Former Iran Lawmakers Offer Nuclear Compromise

إقرأ هذا الخبر بالعربية W460

Exiled former Iranian lawmakers on Thursday proposed a compromise to avert conflict over Tehran's nuclear program, calling for an end to sensitive uranium enrichment and an easing of U.S.-led sanctions.

In a letter sent to U.S. President Barack Obama, Iran's supreme leader Ayatollah Ali Khameini and the European Union, the seven ex-MPs said that a solution to the crisis was possible if all sides sought a "win-win" outcome.

The former lawmakers, who support greater freedoms inside Iran, proposed that the clerical regime halt enrichment of uranium of fissile purities of 20 percent, a level that could be used for a nuclear bomb if further enriched.

Iran would put its 20-percent stockpile under monitoring of the U.N. International Atomic Energy Agency, which would carry out inspections of the nuclear program.

Iran would enjoy the right to enrichment at lower levels as well as guarantees of sufficient fuel to research reactors for peaceful use.

In turn, the United States and five other nations negotiating with Iran -- Britain, China, France, Germany and Russia -- would lay out a clear timetable to ease sanctions that the lawmakers said have caused pain in the country.

Fatemeh Haghighatjoo, a former reformist member of the Iranian parliament who lives in Boston, said that the sweeping Western sanctions helped bring Tehran to talks but doubted they would change the regime's behavior further.

"We know how these sanctions actually hurt. Even people can't get enough medicine," she said at the Woodrow Wilson Center for International Scholars.

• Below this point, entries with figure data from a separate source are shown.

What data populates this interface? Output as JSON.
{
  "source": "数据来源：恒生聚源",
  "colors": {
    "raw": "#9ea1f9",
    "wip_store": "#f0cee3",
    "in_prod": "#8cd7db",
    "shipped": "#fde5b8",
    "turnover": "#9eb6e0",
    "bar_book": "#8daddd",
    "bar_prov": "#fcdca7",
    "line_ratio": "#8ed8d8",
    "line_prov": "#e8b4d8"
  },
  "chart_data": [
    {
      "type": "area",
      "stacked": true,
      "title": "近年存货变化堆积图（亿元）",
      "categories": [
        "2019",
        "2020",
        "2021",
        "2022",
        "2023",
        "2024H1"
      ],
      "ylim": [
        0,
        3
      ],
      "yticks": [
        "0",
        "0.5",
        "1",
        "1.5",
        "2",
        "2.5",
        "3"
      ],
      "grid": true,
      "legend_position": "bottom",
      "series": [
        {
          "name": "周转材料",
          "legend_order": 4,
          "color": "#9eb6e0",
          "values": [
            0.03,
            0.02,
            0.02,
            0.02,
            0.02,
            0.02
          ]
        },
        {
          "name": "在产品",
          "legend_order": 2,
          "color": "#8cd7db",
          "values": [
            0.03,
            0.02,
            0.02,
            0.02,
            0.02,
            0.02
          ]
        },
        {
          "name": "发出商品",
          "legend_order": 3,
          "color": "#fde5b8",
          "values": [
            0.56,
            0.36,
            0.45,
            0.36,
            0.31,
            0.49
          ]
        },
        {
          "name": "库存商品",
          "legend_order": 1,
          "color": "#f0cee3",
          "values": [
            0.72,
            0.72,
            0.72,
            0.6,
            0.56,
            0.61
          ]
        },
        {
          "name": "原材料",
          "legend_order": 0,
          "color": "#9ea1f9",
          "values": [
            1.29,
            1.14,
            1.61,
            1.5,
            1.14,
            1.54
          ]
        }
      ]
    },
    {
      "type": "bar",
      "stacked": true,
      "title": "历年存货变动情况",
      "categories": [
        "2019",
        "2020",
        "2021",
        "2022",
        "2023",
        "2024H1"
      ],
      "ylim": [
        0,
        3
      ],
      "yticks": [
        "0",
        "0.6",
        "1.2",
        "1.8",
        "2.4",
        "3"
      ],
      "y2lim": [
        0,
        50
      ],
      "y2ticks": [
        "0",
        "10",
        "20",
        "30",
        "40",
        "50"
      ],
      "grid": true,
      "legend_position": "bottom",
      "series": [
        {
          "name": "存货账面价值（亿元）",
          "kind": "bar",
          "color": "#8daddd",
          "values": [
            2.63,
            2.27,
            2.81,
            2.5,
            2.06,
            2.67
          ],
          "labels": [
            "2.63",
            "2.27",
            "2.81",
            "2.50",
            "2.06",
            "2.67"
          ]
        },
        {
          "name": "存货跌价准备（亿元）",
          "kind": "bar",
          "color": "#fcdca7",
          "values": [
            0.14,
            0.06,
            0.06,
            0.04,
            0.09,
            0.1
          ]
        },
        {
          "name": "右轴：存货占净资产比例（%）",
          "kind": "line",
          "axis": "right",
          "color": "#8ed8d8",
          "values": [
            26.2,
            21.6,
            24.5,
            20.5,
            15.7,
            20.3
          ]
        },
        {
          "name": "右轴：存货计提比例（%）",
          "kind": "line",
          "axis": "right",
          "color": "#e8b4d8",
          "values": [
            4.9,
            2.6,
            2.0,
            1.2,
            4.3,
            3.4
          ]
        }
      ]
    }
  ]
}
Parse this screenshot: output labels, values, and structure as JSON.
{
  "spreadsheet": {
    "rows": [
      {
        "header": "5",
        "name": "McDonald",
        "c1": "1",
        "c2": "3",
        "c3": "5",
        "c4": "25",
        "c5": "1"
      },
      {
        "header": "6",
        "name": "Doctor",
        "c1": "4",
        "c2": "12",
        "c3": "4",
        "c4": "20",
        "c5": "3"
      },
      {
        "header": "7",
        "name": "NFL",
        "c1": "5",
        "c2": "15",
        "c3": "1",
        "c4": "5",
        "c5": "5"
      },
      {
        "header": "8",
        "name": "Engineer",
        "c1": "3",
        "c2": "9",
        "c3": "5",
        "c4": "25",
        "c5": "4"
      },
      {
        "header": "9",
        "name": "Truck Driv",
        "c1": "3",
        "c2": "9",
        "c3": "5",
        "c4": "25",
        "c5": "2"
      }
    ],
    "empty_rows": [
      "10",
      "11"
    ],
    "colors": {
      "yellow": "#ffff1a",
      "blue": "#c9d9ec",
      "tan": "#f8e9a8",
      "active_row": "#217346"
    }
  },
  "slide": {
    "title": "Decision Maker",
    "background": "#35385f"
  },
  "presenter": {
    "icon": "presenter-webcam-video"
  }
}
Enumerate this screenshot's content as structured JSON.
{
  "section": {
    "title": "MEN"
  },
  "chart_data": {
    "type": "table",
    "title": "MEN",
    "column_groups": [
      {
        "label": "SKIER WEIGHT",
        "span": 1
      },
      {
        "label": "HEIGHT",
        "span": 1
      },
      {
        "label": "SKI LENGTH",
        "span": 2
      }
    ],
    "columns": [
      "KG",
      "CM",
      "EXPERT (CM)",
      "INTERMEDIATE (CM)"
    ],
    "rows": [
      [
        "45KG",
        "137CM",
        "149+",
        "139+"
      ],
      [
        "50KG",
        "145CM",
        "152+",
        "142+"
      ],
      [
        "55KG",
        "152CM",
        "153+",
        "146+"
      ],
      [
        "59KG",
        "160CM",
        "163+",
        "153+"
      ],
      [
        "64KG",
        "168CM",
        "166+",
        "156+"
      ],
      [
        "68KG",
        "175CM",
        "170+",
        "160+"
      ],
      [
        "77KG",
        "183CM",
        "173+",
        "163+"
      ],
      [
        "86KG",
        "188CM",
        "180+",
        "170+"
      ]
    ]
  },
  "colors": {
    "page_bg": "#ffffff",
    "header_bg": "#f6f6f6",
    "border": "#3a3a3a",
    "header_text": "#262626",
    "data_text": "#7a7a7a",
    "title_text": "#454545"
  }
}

"Anti-West sentiment will be increased if sanctions keep continuing and we will gradually lose this social capital" of the population's positive feelings toward the West, she said.

Ali Akbar Mousavi, another former reformist lawmaker who lives in the United States, said Khamenei "needs at least a small victory," such as official Western recognition of the right to enrichment at purely civilian levels.

"He wants to say to competitors... 'Look, I won and you lost,'" Mousavi said.

The United States has voiced disappointment over Iran's response to international talks and has steadily ramped up sanctions, including trying to ban all exports of oil, its key source of foreign exchange.

U.S.-ally Israel has refused to rule out a military strike, and American officials have repeatedly said they will do whatever it takes to stop Iran getting a nuclear weapon.

Iran says that its program is for peaceful purposes. U.S. intelligence has not concluded that the regime has taken the decision to build a nuclear bomb.